The ubiquitous computer has increased both the quantity of data potentially available to users and the number of potential users. Unfortunately, however, the data dissemination capability of many funding and collecting institutions has not grown commensurately. Among the general purpose statistical operations of the Federal government, the Census Bureau has led the way in making data from standard statistical series easily available to users in a form that protects the anonymity of respondents. Other agencies, notably the National Center for Health Statistics, have followed suit.7 The Department of Health, Education and Welfare is currently preparing a guidebook of its "public use" data files.8
Laudable as these efforts are, it should be emphasized that they are being made, for the most part, by agencies or offices within agencies whose primary mission is statistical reporting and research. They do not address the problem of access to the statisticalreporting and research files that operating agencies develop in the course of evaluating programs or in adding to the general knowledge of program administrators. It is true, as noted earlier, that anyone with enough money, time, and perseverance can probably gain access to substantial amounts of data not generally available for public use. Yet the individual researcher, or the independent critical expert, however perseverant, may not even know that important data exist, much less where to find them. If he does find them, and if he can afford to have them put in usable form, the documentation may not be sufficient to permit reconstruction of the conditions and suppositions under which the data were collected. An agency holding data collected under a pledge of confidentiality may not be willing to go to the trouble (or may itself not be able to afford the cost) of expunging elements that would serve to identify individual data subjects in order to make the data available.

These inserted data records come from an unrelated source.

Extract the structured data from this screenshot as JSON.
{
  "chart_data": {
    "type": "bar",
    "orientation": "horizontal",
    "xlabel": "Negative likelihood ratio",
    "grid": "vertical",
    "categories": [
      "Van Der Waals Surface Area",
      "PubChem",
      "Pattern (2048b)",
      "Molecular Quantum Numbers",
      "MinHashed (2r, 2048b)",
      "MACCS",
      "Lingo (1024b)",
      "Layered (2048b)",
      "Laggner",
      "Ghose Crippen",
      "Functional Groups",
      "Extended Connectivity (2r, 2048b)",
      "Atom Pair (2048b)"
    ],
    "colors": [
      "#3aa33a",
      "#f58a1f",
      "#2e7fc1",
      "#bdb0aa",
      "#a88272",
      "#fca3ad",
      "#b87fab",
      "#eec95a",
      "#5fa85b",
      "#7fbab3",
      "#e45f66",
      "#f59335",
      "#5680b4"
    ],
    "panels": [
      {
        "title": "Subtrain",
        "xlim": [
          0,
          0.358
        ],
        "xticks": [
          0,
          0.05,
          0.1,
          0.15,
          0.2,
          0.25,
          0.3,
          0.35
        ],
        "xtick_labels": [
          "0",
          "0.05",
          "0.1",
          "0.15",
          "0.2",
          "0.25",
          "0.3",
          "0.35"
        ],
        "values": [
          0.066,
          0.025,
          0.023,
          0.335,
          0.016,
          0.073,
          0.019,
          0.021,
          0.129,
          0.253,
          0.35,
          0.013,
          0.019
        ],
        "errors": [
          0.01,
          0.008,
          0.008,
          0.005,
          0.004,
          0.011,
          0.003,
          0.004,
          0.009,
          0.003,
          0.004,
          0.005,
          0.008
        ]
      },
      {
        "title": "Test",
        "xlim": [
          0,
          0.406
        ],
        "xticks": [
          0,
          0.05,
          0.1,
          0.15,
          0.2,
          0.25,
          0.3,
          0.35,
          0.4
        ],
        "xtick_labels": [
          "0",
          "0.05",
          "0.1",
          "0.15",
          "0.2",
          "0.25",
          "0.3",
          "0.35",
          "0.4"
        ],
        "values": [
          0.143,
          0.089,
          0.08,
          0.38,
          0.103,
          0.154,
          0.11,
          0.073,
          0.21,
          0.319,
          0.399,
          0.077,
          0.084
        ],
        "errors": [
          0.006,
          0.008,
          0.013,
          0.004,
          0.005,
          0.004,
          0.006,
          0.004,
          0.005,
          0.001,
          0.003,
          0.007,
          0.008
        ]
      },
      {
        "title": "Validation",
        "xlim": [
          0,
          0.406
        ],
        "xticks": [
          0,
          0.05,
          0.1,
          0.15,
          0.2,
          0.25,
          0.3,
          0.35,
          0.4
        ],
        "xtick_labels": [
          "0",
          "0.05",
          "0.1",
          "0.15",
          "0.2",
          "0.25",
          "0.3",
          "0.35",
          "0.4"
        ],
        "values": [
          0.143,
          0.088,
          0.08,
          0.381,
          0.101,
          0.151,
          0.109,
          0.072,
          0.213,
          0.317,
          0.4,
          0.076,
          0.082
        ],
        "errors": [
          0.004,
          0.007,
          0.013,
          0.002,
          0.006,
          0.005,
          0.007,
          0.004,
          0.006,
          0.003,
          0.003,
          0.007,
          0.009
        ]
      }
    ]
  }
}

In principle, there need be no conflict between informing the public about how the government conducts its business and protecting individual data subjects from harm. If data cannot be made available for reuse or reanalysis without disclosing the identity of data subjects, special precautions may have to be taken before making basic data accessible to qualified persons outside the collecting organization, but such precautions can be taken. For example, each data subject could be asked at the time of the initial data collection if he would consent to participate in a follow-up study, on the understanding that consent would be sought anew each time a further follow-up study is undertaken. Although such arrangements may add to the expense and difficulty of some data collections, a public institution that uses scientific approaches and methods has a duty to make the work it sponsors or supports available for critical appraisal.
Making fully documented data available for reuse and reanalysis by persons competent to assess the interpretations that have been made of them can bring two benefits. First, the knowledge that other investigators will have an early opportunity to challenge its conclusions should tend to heighten the quality of the original collection and analysis, and second, advances in the sciences may produce more powerful techniques of analysis that could make it possible to glean additional information from data in the course of re-examining them.